Mantan Ketua Mahkamah Konstitusi (MK) itu berpendapat melarang jurnalis melakukan investigasi dan memuat produk investigasi, sama saja melarang orang melakukan riset.
"Ya, kan yang satu demi keperluan ilmu pengetahuan dan teknologi. Satu lagi untuk keperluan media. Oleh sebab itu, harus kita protes. Masak media tak boleh melakukan investigasi?" katanya.
Mahfud pun mengaku heran dengan konsep politik di Tanah Air yang semakin tidak jelas dan tidak utuh. Padahal, menurutnya, jika ingin politik hukum membaik seharusnya ada semacam sinkronisasi UU Penyiaran.
"Artinya, kehadiran UU Penyiaran harus bisa saling mendukung dengan UU Pers dan UU Pidana. Bukan dipetik berdasarkan kepentingan saja," tutur mantan cawapres pada Pilpres 2024 itu.
1. Anggota Komisi I bantah hendak larang penayangan jurnalis investigasi di RUU Penyiaran
Sementara, anggota Komisi I DPR dari Fraksi Partai Keadilan Sejahtera (PKS), Sukamta, mengatakan larangan yang diatur dalam beleid RUU Penyiaran itu bukan mengenai jurnalisme investigasi yang terkait pendalaman tindak kriminal tertentu. Seperti membongkar bisnis makanan yang tidak sehat, judi online, atau narkoba.

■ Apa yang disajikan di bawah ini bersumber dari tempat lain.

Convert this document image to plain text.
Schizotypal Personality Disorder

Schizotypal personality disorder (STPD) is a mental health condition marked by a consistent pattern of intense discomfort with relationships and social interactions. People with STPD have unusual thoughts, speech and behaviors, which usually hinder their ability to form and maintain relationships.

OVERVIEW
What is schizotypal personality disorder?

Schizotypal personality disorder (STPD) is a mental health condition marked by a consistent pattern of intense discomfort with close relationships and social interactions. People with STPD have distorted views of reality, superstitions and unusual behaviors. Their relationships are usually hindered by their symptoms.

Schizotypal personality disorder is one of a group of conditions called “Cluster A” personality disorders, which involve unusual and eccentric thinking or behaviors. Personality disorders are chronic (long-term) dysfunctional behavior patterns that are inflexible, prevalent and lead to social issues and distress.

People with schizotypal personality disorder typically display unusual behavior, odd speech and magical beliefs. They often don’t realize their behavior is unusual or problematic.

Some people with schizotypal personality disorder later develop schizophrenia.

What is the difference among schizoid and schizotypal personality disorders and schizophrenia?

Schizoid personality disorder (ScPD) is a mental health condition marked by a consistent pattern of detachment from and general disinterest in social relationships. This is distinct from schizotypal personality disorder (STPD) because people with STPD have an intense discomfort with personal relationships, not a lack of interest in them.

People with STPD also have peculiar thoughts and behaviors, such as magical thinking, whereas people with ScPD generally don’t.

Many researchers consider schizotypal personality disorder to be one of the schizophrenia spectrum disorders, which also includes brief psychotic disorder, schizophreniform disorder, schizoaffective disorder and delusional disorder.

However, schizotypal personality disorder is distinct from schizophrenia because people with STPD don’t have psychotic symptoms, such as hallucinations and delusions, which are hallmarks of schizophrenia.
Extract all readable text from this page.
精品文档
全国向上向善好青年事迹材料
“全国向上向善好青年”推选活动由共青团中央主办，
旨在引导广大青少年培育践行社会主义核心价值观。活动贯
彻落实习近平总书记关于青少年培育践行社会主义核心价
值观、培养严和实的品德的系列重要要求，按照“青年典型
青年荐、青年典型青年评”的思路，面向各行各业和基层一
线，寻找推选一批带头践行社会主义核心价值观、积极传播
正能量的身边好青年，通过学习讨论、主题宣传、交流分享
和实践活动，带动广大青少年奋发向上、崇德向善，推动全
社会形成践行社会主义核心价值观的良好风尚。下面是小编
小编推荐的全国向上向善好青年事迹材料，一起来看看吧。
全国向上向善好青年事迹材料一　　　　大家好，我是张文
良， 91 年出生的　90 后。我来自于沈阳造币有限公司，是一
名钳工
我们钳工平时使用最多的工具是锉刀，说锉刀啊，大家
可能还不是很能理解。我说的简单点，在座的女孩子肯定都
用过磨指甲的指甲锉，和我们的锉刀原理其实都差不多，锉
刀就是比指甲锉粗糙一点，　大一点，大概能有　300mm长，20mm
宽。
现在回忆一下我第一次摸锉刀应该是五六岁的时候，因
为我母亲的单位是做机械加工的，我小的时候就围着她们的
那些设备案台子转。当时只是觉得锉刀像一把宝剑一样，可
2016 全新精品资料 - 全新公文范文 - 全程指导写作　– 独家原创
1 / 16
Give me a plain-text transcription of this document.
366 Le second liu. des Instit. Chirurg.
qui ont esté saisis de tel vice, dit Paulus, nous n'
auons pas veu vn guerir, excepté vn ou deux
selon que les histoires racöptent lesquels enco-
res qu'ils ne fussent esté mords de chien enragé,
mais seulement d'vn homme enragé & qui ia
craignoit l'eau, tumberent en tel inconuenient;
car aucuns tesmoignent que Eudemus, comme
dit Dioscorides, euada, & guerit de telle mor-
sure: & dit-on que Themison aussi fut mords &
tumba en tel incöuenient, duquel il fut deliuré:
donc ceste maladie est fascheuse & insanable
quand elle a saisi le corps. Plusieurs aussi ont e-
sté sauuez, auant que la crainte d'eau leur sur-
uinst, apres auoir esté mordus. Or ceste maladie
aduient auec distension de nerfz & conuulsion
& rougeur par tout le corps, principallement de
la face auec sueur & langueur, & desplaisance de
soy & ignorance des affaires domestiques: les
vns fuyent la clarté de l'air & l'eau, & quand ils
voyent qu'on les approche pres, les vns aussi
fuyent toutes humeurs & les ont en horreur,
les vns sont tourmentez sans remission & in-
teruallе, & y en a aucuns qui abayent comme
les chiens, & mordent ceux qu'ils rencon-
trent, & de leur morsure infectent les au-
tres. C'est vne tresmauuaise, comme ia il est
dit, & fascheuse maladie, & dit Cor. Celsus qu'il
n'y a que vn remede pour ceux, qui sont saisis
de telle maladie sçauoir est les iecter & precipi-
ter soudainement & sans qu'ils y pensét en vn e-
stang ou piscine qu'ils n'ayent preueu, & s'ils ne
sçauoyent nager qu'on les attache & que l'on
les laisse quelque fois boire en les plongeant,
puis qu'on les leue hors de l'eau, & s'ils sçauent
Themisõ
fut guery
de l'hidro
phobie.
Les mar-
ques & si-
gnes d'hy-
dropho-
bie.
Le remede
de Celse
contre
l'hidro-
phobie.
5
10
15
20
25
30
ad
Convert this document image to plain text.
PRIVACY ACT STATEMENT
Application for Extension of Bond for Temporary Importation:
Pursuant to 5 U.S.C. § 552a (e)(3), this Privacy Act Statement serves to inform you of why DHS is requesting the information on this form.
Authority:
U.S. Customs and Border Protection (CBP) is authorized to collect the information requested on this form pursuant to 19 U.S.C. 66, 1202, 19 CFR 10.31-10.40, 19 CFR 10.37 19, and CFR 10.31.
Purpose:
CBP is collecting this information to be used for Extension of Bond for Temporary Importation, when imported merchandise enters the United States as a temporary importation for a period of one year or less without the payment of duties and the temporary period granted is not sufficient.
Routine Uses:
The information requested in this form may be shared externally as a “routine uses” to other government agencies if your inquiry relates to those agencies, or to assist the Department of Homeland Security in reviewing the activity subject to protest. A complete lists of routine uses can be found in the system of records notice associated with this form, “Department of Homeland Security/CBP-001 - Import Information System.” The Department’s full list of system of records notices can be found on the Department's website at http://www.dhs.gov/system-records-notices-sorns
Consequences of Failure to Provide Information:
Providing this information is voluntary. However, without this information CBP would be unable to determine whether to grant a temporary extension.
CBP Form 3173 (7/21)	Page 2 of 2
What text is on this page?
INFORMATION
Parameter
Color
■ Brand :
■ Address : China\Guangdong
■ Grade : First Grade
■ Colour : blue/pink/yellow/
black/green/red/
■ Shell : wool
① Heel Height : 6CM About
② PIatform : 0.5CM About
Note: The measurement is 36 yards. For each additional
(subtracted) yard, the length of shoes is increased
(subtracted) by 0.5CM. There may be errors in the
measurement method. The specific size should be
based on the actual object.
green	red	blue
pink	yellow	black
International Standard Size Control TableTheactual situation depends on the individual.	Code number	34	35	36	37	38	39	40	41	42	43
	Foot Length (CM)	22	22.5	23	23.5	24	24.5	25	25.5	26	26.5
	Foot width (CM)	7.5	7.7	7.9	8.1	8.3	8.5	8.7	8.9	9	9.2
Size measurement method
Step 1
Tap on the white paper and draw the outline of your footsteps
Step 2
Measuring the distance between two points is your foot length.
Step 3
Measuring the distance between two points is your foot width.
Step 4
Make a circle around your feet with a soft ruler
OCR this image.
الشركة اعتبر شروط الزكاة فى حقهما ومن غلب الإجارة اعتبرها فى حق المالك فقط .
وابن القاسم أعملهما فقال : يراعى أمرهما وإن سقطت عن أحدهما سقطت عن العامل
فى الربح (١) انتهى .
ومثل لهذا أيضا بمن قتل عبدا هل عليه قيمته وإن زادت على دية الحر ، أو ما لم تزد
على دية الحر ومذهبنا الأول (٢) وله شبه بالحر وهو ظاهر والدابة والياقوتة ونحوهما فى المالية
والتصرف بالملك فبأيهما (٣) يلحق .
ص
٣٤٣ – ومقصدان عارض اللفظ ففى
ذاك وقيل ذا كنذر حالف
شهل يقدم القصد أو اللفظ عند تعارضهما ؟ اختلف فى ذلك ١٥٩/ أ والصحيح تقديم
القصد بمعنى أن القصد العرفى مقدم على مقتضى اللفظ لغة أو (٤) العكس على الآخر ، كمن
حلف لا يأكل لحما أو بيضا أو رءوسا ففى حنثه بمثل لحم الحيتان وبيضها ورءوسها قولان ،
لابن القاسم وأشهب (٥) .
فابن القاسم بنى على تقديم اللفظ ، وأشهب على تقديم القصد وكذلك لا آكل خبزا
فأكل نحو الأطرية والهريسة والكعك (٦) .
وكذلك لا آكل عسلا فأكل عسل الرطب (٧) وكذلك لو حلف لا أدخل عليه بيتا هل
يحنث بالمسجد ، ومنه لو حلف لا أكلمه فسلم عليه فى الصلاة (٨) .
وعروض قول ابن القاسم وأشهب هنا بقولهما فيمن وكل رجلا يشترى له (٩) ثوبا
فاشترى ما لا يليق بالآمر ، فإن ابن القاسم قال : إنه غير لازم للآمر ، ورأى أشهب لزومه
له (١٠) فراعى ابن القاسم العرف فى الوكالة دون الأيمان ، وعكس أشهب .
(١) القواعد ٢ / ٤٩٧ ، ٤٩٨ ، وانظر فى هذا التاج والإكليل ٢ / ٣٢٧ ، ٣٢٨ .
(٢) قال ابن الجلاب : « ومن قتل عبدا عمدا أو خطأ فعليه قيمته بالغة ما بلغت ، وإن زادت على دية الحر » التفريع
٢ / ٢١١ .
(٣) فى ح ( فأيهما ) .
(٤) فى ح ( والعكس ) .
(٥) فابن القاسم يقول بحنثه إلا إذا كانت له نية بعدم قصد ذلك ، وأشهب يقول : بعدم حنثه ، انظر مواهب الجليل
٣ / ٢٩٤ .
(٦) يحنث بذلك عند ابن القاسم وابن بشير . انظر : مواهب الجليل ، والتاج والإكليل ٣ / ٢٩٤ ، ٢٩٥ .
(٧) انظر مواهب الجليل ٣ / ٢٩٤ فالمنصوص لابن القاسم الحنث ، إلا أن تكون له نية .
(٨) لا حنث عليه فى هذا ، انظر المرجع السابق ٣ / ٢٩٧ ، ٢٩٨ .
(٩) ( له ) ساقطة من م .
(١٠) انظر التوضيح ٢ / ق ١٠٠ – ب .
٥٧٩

"Yang dimaksud (pelarangan konten siaran) itu adalah penggunaan frekuensi publik untuk penyiaran gosip dengan hak eksklusif. Misalnya, ada artis menikah lalu disiarkan selama berhari-hari secara eksklusif menggunakan frekuensi publik. Itu yang diatur," ujar dia dikutip dari situs resmi PKS.
Namun, kata Sukamta, bila yang dimaksud dalam beleid RUU Penyiaran benar-benar pelarangan penayangan produk jurnalisme investigasi, maka hal tersebut dinilai tidak pas.
"Kalau itu yang terjadi ya nanti kami akan menentang itu," kata dia.
Pelarangan penayangan eksklusif karya jurnalistik investigasi tertulis dalam Pasal 50 B ayat dua huruf c. "Selain memuat panduan kelayakan isi siaran dan konten siaran, Standar Isi Siaran (SIS) memuat larangan mengenai penayangan eksklusif jurnalistik investigasi," demikian isi pasal tersebut seperti dikutip dari draf RUU Penyiaran.
Menurut sejumlah organisasi jurnalis, pasal tersebut menimbulkan kebingungan dan multi tafsir.
"Pertanyaan besarnya, mengapa RUU ini melarang televisi menayangkan secara eksklusif karya jurnalistik investigasi? Selama karya tersebut memegang teguh kode etik jurnalistik, berdasarkan fakta dan data yang benar, dibuat secara profesional dan semata-mata untuk kepentingan publik, maka tak boleh ada yang melarang karya jurnalistik investigasi disiarkan di televisi," ujar Ketua Umum Ikatan Jurnalis Televisi Indonesia (IJTI), Herik Kurniawan, dalam keterangan tertulis.